SCOREC / pcms

BSD 3-Clause "New" or "Revised" License
2 stars 11 forks source link

wdmapp_coupling should link to MPI #40

Closed germasch closed 4 years ago

germasch commented 4 years ago

For me, the spack-installed coupler (as a dependency of "wdmapp") fails to build because it uses MPI, but the CMakeLists.txt doesn't do find_package(MPI REQUIRED) and the code doesn't link to MPI.

My guess as to why this may work for you is that Kokkos will set the C++ compiler to mpicxx wrapping nvcc_wrapper, but that only happens if Kokkos itself is built with CUDA enabled, but the case where it's failing for me doesn't have a CUDA-enabled Kokkos.

phyboyzhang commented 4 years ago

I can not find MPI_CXX either when I used find_package(MPI REQUIRED) on AIMOS.

cwsmith commented 4 years ago

Hi Kai, I agree, the CMake dependencies and Spack dependencies are under specified.

On the CMake front, ignoring Spack for a moment, my experience has been that portability across the large systems (especially Cray) when CMake find_package(MPI) is not used is better.
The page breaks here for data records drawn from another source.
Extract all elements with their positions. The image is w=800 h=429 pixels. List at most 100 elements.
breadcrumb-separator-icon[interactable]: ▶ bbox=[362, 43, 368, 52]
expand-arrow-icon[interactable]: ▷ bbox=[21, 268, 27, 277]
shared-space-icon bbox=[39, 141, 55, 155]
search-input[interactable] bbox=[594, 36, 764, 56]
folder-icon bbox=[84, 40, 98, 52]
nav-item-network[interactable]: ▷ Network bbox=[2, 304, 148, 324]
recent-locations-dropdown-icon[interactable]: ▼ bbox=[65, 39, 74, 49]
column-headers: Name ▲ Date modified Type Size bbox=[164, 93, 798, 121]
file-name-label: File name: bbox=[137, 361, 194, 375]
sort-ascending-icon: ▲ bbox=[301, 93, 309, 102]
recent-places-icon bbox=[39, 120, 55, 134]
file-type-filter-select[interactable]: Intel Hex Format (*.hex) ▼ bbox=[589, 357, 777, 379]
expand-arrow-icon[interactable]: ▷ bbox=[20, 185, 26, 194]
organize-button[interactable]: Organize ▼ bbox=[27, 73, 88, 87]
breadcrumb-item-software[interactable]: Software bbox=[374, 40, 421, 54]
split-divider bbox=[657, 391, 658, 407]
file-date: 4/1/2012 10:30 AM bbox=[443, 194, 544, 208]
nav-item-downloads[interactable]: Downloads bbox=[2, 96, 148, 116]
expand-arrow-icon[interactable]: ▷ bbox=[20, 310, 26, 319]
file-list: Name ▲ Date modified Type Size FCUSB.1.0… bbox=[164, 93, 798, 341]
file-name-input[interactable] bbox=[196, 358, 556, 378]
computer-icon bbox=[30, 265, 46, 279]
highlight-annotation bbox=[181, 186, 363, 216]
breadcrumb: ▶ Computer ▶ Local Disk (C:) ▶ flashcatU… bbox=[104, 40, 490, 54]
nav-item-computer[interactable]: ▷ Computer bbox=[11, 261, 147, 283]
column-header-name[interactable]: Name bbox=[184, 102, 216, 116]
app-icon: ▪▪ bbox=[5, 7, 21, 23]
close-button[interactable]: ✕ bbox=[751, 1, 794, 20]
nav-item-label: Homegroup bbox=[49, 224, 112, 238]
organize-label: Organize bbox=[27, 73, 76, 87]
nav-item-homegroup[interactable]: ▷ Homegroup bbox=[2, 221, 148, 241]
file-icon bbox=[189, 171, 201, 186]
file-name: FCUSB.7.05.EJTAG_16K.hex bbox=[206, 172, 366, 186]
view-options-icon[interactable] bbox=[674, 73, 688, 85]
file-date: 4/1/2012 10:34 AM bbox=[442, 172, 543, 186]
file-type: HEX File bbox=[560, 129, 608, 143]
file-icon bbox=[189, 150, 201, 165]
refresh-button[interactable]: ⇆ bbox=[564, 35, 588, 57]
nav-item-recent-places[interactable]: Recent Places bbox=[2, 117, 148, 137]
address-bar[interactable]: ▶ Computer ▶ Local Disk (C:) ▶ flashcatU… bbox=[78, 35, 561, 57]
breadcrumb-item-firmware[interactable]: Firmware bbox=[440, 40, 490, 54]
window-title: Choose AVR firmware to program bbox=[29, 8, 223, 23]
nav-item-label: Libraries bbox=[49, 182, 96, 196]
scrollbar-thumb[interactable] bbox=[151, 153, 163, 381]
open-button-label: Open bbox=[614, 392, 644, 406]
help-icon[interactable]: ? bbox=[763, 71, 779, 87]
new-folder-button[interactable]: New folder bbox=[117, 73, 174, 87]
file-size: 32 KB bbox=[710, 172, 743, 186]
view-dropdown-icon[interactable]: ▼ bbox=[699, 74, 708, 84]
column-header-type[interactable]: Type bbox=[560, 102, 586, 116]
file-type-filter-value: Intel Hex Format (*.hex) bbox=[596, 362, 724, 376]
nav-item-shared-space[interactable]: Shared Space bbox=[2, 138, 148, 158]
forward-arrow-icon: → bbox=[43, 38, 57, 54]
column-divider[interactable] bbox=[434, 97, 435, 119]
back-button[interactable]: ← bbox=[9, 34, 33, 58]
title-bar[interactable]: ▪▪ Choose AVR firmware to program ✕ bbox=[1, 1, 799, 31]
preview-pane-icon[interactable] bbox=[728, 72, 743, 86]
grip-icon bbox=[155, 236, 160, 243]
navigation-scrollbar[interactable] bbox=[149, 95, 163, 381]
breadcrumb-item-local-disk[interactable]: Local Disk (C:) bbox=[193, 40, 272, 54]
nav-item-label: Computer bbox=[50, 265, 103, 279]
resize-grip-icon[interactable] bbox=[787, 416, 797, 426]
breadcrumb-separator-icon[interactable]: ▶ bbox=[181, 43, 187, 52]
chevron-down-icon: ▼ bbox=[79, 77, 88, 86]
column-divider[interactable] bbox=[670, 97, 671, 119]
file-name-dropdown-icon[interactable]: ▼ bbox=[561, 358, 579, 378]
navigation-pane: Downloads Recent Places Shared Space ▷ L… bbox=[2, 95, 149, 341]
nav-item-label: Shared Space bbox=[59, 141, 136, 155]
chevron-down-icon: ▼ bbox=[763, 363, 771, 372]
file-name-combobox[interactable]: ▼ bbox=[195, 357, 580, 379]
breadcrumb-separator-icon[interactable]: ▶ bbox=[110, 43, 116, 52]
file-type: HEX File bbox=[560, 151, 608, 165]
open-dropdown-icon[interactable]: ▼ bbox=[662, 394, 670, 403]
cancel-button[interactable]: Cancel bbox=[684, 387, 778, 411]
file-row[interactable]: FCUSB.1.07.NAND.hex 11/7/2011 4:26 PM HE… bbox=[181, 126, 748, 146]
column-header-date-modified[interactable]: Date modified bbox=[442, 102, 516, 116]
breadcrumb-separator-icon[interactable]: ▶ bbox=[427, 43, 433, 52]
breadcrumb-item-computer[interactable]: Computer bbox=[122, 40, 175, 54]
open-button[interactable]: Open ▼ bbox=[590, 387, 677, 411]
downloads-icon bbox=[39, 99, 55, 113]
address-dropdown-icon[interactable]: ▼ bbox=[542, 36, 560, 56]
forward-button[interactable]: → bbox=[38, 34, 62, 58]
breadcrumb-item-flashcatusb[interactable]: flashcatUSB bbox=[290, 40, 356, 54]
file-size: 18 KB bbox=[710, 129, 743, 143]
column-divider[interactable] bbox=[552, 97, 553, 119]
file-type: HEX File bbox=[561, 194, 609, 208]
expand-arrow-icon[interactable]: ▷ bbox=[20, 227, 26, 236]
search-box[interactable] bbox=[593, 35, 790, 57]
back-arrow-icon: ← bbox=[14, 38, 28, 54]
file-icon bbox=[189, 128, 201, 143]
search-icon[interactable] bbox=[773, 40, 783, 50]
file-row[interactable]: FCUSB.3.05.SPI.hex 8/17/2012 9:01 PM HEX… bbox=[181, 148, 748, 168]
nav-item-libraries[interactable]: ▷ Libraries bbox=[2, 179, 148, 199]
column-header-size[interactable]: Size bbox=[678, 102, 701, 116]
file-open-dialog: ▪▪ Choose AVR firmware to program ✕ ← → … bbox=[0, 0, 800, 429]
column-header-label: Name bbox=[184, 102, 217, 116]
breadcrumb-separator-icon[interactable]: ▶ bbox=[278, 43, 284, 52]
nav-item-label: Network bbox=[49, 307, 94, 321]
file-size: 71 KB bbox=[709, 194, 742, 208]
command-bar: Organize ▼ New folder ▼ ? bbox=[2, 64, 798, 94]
To that end, in the projects that have legacy usage of it, we have gone so far as provide arguments to bypass it. What has been your experience with CMake 3.10+. Hopefully things have improved.

The Spack behavior is a bit puzzling. Prior to https://github.com/wdmapp/wdmapp-config/pull/30 (kokkos cuda support), I built kokkos and cabana with openmp support underneath the coupler without issue on Summit. I'll try a clean run with the new setup to see if I can reproduce the linking problem.

I seemed to recall that Spack was using the MPI compiler wrappers by default... but my attempts to search the Spack docs to find some mention of this failed.

cwsmith commented 4 years ago

I can not find MPI_CXX either when I used find_package(MPI REQUIRED) on AIMOS.

In general, this type of behavior (i.e., errors) has been my experience too.

germasch commented 4 years ago

I'm aware that FindMPI.cmake can be touchy, though for me it's usually been working (including on Cray). What error are you getting? Maybe this helps:

set(MPI_CXX_SKIP_MPICXX ON)
find_package(MPI REQUIRED)

(Even if not, unless one uses the deprecated MPI C++ bindings, this is not a bad idea.)

So I guess I also don't understand why this works for you but not for me (it works on Summit for me, but not on Ubuntu).

In fact, I'm pretty sure that, e.g., adios2 essentially calls find_package(MPI) in its config, ie., inside of find_package(ADIOS2). So for one, I suppose that means that find_package(MPI) should work on your system, otherwise I'd expect things to go wrong there. But the other side of the coin is that adios2 ends up with a public dependency on MPI, ie., it should make the coupler link to MPI transitively, anyway. And that may be the explanation as to why you got away without doing so explicitly. (Though I'd probably still argue that since you're using MPI directly, not just through adios2, the dependency should be made explicit.)

This however, also contradicts my assumption that my build went wrong because of the lack of a MPI dependency. So I'll dig into what happens here on ubuntu...

germasch commented 4 years ago

So FWIW, the errors I got where undefined references to some function from the MPI C++ bindings. My working theory for why that happened (just a guess, really) is that ADIOS2 doesn't use the MPI C++ bindings, hence didn't link them, and the MPI libs that got inherited by the coupler hence didn't include the C++ MPI bindings -- but just including mpi.h in C++ will cause these undefined references when not linking to them. (The latter part I'm somewhat positive about, because I've seen that happen before)

A proposed fix is in #41, though, I don't know if that'll cause you troubles on your systems.

cwsmith commented 4 years ago

Ahhh, I think you nailed it. The Adios2 CMake config file pulls in a bunch of dependencies and that satisfies the couplers needs when the mpi compiler wrappers are not used.

The fix in the PR looks good. Thank you. For the record, I was a bit confused by the use of MPI::MPI_CXX in the link specification. The following comment in the cmake 3.13 docs explains it:

The module exposes the components C, CXX, MPICXX and Fortran. Each of these controls the various MPI languages to search for. The difference between CXX and MPICXX is that CXX refers to the MPI C API being usable from C++, whereas MPICXX refers to the MPI-2 C++ API that was removed again in MPI-3.